Zamindars a développé un système de la gestion de zamindari de leurs propres par leur position héréditaire privilégiée et a accumulé leurs cours et un modèle de la vie privée luttant les uns avec les autres dans la splendeur et la splendeur. L'aristocratie débarquée de la période pré-Britannique a inclus peu de zamindars d'absent. Ceux qui ont maintenu leur position officielle car les qanungos ou les chowdhuris étaient des zamindars de la même localité. En conséquence, la vie sociale et les activités de public de la classe débarquée ont été habituellement confinées dans la limite de leurs « petits royaumes ». Leur style de vie luxueux a amplifié les métiers locaux et les petites industries comme les textiles de coton fins de qualité, les soies exquises, les bijoux, les épées décoratives et les armes. Encore, l'extravagance des zamindars principaux dans des festivités socio-religieuses a aidé en aucun moins de degré la circulation de la richesse dans la société. On a émulé leurs durbars (cours) ont été modelés après le nawabs', et la robe de Mughal, la nourriture, l'art et l'architecture qui ont préparé le terrain pour une synthèse entre les cultures Turko-Persanes et indigènes.
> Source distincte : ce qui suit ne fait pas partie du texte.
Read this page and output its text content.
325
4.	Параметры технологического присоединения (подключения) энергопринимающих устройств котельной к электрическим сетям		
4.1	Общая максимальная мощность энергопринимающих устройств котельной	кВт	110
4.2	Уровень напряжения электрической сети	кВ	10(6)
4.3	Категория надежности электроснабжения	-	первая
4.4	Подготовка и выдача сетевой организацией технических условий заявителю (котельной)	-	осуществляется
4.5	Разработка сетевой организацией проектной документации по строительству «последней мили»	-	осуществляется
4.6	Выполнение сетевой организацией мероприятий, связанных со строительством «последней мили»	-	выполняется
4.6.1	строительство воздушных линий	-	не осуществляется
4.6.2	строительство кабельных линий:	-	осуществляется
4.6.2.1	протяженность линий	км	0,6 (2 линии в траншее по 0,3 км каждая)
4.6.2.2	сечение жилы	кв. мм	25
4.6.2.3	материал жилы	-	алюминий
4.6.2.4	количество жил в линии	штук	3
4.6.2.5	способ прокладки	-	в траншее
Zamindars sous le Mughals étaient, en fait, plus les fonctionnaires publics que des agents de rassemblement de revenu. Bien qu'on ait permis à des des zamindaris d'être tenu par des moyens héréditaires, les supports n'ont pas été considérés les propriétaires de leurs domaines. Les domaines de zamindari, qui n'étaient jamais divisibles entre le successeur des titulaires ou transmissibles à d'autres, n'ont pas été alors hérités mais ont été obtenus par un successeur du titulaire décédé avec un sanad frais du gouvernement. Le sarkar ou le gouvernement s'était toujours réservé le droit de décommander ou renoncer à de tels sanads n'importe quand. Un sanad était une charte des droits et des responsabilités inviolables de la part du zamindar. Un zamindar a continué son statut par la bonne conduite, pas par la droite. Un échec de paiement de revenu ponctuellement n'a pas mené automatiquement à la forclusion du juste de zamindari à l'état à moins qu'il ait été délibérément fait contumace ou par n'importe quel motif mystérieux. Un zamindar pourrait chercher le soulagement du gouvernement quand les raiyats n'ont pas payé le revenu dû aux catastrophes naturelles ou à n'importe quel autre facteur indépendant de leur volonté.

En dépit de la coopération et des services fournis par la classe zamindar aux causes du gouvernement de Mughal, le désaccord inhérent d'intérêt entre les deux est demeuré non défini. L'érosion de l'autorité impériale suivant la mort de l'aurangzeb (1707), la succession lutte pour le trône vice-royal, les disputes des parties à la cour des nawab ajoutée à l'entrée d'East India Company dans l'arène politique du Bengale, a augmenté la dépendance des nawabs à l'égard des zamindars. Les grands zamindars, dans la ligue avec la classe naissante d'opérations bancaires et la compagnie ont écrit le courant principal de la politique, s'alignant avec les compétiteurs pour le nawabi. Ainsi, le rôle des zamindars a effectué profondément sur l'agitation politique et financière. L'inaction de gouvernement étant étayé par l'inefficacité et la corruption des dirigeants, les puissances des zamindars ont continué à se développer inchangées jusqu'au transfert du diwani (autorité de revenu) à East India Company en 1765.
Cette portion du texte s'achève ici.